3°) L’anti-sionismo è diventato il male assoluto che va punito immancabilmente, presto o tardi. Gheddafi lo sta sperimentando assieme ad Assad sulla propria pelle. I “ribelli” vincitori, invece, ottengono i loro “trenta denari” poiché accettano il piano dell’accordo di Camp David, rifiutato da Arafat e dal suo alleato più fidato Saddam Hussein, il quale prevedeva la concessione dell’80% del territorio palestinese a Israele.

4°) I veri Stati canaglia sono quelli che portano avanti la politica degli omicidi mirati (Usa e Israele). Senza per questo far della Libia un secondo “paradiso terrestre”. Ogni manicheismo è sempre ridicolo e irreale, ma nel male e nel bene ci sono pur sempre delle sfumature. “Vae victis!”.

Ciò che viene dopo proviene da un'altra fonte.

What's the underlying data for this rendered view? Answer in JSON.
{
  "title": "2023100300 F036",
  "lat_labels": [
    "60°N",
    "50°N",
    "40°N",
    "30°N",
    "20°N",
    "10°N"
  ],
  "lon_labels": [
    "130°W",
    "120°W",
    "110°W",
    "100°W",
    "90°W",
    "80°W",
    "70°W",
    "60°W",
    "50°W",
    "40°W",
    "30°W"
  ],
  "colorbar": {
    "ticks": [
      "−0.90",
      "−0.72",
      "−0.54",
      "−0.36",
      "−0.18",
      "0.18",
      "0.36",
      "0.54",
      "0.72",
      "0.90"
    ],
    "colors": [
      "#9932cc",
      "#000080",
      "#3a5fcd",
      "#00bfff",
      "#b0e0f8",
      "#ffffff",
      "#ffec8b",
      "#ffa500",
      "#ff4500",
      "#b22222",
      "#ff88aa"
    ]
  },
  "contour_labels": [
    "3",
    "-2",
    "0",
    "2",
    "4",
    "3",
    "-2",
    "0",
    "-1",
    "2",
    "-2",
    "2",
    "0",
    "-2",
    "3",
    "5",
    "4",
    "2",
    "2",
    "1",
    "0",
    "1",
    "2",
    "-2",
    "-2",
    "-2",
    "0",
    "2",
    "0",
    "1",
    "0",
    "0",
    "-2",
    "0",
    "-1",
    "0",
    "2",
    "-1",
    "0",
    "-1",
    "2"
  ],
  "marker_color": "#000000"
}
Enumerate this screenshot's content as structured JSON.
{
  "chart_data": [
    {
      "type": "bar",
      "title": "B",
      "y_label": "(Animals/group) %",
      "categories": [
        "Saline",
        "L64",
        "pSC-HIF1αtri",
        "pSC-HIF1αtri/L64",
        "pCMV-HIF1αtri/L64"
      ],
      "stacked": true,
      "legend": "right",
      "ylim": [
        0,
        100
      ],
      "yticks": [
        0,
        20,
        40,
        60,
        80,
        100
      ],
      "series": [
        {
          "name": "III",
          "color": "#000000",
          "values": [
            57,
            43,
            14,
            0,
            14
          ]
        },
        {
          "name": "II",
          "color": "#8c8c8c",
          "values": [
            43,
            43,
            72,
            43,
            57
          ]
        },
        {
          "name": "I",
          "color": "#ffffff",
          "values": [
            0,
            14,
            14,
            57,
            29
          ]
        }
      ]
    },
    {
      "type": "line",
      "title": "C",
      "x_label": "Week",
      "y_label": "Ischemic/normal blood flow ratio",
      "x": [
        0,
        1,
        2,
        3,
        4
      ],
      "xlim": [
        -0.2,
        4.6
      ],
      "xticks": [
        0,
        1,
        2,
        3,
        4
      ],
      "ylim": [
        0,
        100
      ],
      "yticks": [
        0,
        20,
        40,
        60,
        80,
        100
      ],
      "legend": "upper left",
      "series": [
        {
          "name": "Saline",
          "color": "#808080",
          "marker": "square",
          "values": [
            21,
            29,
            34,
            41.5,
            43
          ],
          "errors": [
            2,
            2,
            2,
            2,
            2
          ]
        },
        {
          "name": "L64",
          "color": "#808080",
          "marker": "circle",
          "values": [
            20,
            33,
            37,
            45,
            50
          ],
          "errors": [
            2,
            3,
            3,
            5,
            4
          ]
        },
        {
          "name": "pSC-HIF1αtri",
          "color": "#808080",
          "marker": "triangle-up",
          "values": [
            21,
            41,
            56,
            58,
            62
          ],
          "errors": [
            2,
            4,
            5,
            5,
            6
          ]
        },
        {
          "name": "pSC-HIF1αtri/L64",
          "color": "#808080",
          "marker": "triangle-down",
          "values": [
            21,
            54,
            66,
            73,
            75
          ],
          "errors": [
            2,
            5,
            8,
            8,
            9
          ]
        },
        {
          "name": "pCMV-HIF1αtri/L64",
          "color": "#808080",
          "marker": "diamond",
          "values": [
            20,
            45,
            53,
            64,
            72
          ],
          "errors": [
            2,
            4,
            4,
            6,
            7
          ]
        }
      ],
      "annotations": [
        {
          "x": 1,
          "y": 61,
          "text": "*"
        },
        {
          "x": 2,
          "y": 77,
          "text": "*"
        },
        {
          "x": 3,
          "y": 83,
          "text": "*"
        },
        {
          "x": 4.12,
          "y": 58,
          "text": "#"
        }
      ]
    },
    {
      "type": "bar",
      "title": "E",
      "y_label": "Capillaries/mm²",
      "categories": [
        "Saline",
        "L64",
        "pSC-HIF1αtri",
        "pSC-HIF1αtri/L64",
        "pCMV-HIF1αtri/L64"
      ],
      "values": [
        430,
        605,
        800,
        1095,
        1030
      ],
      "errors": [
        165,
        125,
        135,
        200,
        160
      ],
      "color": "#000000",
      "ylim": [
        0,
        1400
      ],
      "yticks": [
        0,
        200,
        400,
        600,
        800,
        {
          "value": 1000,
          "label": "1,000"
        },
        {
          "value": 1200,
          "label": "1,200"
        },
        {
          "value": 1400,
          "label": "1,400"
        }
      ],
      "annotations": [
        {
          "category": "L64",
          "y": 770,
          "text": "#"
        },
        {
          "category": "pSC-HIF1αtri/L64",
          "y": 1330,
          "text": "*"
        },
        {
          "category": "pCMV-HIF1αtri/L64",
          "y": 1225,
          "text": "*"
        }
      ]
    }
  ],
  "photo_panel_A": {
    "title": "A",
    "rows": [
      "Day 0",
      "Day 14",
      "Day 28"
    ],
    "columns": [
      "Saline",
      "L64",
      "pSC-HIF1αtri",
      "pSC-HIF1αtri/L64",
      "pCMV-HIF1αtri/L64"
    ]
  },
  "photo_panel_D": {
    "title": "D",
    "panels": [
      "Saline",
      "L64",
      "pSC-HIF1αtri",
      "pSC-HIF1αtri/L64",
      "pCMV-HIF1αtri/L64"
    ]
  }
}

5°) “Si vis pacem para nuclearem”. L’unico deterrente difensivo che possa oggi come oggi tenere a bada gli “Stati canaglia” con la “pistola fumante” ancora in pugno. Sarebbe pazzesco pensare all’atomica come arma offensiva, date le conseguenze realmente catastrofiche del suo utilizzo.

6°) La Siria non è il termine dell’ondata “rivoluzionaria” primaverile. Infatti il fine prossimo è Assad, ma il fine remoto è l’Iran, che viene spinto a cadere nella trappola di difendere militarmente la Siria per poter essere bombardato e distrutto.

7°) Questo piano risale all’immediato post 11 settembre 2001, è stato realizzato inizialmente nel 2003 con l’invasione dell’Irak e perfezionato nel 2009 col disarmo accettato dalla Libia. Guai ad arrendersi. Boia chi molla e chi mollerà!

8°) Il fallimento economico degli Usa, che sta travolgendo anche l’Europa, può essere sanato come diceva Keynes mediante la conflagrazione di una guerra mondiale, che faccia vendere armi all’America, faccia indebitare i co-belligeranti (come successe alla GB di Churchill) e strozzi usuraiamente i perdenti.

●Siamo giunti alla soglia di una terza guerra mondiale? Temo di sì.

d. CURZIO NITOGLIA
27 agosto 2011

Note:

[1] La Cirenaica con Bengasi è un focolaio di estremisti musulmani (La Libia un avvenire incerto, http://www.cf2r.org; http://www.ciret-avt.com, p. 13).

[2] Israele sarà riconosciuta dai ribelli del CNT (Comitato Nazionale Transitorio).

[3] La stampa di “regime democratico” non ci dice che in Libia lavorano circa tre milioni di immigrati (Ibidem, p. 9).

[4] Nel 2009 i servizi segreti libici hanno cooperato contro il terrorismo qaidista assieme alla Cia (Ib., p. 11). Inoltre durante la “rivoluzione” attuale numerose unità della Cia sono state paracadutate il Libia per istruire gli “insorti” (Ib., p. 30).

[5] La Francia ha inviato molti cannoni da 105 mm e batterie antiaeree ai ribelli di Bengasi (Ib., p. 31).

[6] Idem con l’Mi-5 e l’Mi-6 britannici, cercando di infiltrare agenti del controspionaggio negli ambienti islamici radicali di Londra (ivi). Circa una quindicina di membri del Secret Intelligence Service  (SIS) sono stati inviati recentemente in Cirenaica (Ib., p. 31).

[7] L’Italia avrebbe fornito istruttori militari ai rivoltosi ed aerei bombardieri alla Nato.

[8] John Maynard Keynes (1883-1946) economista inglese, che addolcì il liberalismo puro, ammettendo un certo intervento dello Stato nelle materie economiche.